The bitterness, the regret, the two years I spent wondering what I could’ve done differently, all of it? It means nothing. I feel nothing for him or them. No longing, no pain, no lingering affection. Just rage that I ever thought I owed them anything. Relief that I escaped.
“You’re right,” I say coldly. “I am better off. The only thing I regret is not walking away sooner.”
I stuff my earbuds into my coat pocket and tighten my grip on the handle of my wheeled suitcase, starting to move. I stride past him without another word, fury burning hot in my chest.

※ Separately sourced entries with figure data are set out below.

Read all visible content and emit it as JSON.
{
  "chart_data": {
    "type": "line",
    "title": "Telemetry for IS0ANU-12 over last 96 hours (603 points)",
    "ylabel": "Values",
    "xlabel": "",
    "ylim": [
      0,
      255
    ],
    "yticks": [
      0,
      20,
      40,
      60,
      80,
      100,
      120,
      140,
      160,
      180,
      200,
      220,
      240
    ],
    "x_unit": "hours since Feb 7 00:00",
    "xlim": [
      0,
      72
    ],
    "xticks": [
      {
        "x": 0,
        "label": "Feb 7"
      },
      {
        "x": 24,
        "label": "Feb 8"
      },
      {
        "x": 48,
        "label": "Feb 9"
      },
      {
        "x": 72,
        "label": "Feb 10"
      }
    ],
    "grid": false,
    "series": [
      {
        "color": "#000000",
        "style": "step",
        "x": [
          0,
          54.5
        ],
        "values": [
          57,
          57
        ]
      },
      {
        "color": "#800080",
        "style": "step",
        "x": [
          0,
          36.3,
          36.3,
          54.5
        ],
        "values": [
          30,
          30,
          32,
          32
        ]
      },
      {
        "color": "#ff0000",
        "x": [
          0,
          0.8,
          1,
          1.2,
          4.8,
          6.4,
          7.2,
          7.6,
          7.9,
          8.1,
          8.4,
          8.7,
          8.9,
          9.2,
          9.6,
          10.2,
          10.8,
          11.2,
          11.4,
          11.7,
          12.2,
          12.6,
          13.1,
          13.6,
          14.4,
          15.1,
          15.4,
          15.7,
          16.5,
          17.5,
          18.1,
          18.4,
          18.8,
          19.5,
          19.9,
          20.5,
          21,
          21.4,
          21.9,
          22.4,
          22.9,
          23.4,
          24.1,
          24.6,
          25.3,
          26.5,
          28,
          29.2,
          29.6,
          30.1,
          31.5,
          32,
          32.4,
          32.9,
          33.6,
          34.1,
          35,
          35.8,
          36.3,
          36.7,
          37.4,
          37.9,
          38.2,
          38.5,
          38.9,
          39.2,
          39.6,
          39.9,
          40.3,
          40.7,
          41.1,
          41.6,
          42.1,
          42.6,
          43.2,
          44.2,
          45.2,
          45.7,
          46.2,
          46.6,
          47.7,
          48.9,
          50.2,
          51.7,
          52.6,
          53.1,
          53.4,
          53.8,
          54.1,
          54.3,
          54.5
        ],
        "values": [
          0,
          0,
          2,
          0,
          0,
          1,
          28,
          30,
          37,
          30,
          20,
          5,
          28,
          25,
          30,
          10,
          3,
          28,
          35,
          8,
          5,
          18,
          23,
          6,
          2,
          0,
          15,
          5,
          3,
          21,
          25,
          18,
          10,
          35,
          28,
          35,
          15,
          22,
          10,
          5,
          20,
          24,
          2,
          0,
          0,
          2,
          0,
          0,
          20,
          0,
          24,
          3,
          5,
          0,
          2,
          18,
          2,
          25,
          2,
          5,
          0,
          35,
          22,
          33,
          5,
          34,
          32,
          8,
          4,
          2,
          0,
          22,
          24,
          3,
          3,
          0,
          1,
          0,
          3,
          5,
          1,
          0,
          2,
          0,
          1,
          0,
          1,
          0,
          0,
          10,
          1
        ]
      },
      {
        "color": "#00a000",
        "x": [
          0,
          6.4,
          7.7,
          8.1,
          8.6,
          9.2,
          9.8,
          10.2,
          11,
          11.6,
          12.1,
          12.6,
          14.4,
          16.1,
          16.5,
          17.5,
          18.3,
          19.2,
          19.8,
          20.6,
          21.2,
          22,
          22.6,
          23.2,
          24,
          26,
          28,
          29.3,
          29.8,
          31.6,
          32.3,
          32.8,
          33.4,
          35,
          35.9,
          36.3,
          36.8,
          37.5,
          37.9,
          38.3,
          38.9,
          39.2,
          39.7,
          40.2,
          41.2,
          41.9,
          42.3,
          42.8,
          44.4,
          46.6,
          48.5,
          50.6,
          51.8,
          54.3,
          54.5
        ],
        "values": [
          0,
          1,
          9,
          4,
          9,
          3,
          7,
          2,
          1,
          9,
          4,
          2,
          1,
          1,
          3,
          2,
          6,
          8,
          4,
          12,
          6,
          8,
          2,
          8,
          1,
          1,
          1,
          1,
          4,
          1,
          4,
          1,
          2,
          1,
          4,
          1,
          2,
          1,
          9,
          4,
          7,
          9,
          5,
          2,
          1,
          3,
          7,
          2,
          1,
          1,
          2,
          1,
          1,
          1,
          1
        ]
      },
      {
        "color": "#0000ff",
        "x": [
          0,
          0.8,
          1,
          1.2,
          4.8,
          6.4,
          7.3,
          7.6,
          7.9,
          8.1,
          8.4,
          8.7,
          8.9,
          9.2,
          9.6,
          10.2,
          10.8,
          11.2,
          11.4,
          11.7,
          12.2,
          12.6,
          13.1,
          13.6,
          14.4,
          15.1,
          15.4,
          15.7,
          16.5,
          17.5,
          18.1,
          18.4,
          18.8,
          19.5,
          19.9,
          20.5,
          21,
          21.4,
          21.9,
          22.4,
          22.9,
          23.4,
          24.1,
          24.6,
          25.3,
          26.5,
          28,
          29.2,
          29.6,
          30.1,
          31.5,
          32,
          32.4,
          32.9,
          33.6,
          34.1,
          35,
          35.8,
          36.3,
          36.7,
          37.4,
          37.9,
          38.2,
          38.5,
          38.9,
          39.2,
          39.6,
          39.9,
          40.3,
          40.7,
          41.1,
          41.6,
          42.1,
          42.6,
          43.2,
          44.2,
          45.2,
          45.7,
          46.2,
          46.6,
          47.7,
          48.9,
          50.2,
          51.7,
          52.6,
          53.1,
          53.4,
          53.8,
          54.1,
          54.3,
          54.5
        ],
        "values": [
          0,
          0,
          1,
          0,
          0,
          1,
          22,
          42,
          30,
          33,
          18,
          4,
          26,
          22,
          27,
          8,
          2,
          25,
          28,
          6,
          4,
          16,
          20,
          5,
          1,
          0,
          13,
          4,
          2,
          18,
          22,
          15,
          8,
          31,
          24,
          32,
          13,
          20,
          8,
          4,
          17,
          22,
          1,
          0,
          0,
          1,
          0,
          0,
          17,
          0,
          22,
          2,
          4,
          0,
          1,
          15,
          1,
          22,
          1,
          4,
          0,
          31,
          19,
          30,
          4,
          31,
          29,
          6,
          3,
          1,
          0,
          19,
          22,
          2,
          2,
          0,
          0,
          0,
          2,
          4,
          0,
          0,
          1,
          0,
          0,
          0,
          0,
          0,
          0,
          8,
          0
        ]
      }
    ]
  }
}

The smell of smoke sharpens in the air, carried on the wind as I push through the ferry doors onto the rear deck outside. It’s freezing, the kind of cold that slices through my coat and bites at my skin, but I need it. The slap of winter against my face is grounding.
I drag my suitcase behind me, the wheels clattering over the metal deck, echoing louder than I’d like.
Leon is still inside, probably watching me through the windows. Let him.
God, I hate that he’s here.
Two years of clawing my way back to myself. Of therapy, of solitude, of building new routines in a life I didn’t choose, but one I made my own anyway. Of forcing myself to stop waiting for closure that was never going to come.
And all it took was his face to split the wound open again. Only it’s not bleeding the way I expected. It’s not pain that rushes in to fill the space. It’s fury. Rage, thick and suffocating, not just at Leon, but at the pack, and at myself.
Because for too long, I thought it was me and that I wasn’t good enough. That if I’d just submitted more, stayed quieter, smiled sweeter, they might’ve kept me.
They didn’t.
Not when it mattered. And Leon, who claimed to be my friend, who used to share midnight snacks with me in the kitchen, who told me I was funny and strong, stayed quiet. He watched me suffer. And then he let them vote me out of the pack like I was nothing.
And now he wants to make small talk?
I bury my face in my hands for a second, sucking in a long, frigid breath.
They had found me through one of those damn Omega-Match programs my parents forced me into. This is how the world works, Anita. You want to be safe? You need to fit in.
All my life, that’s what I’ve heard.
Fit in. Fall in line. Be good. Be wanted. But what if you’re not meant to fit? What if you’re not broken, but the mold is?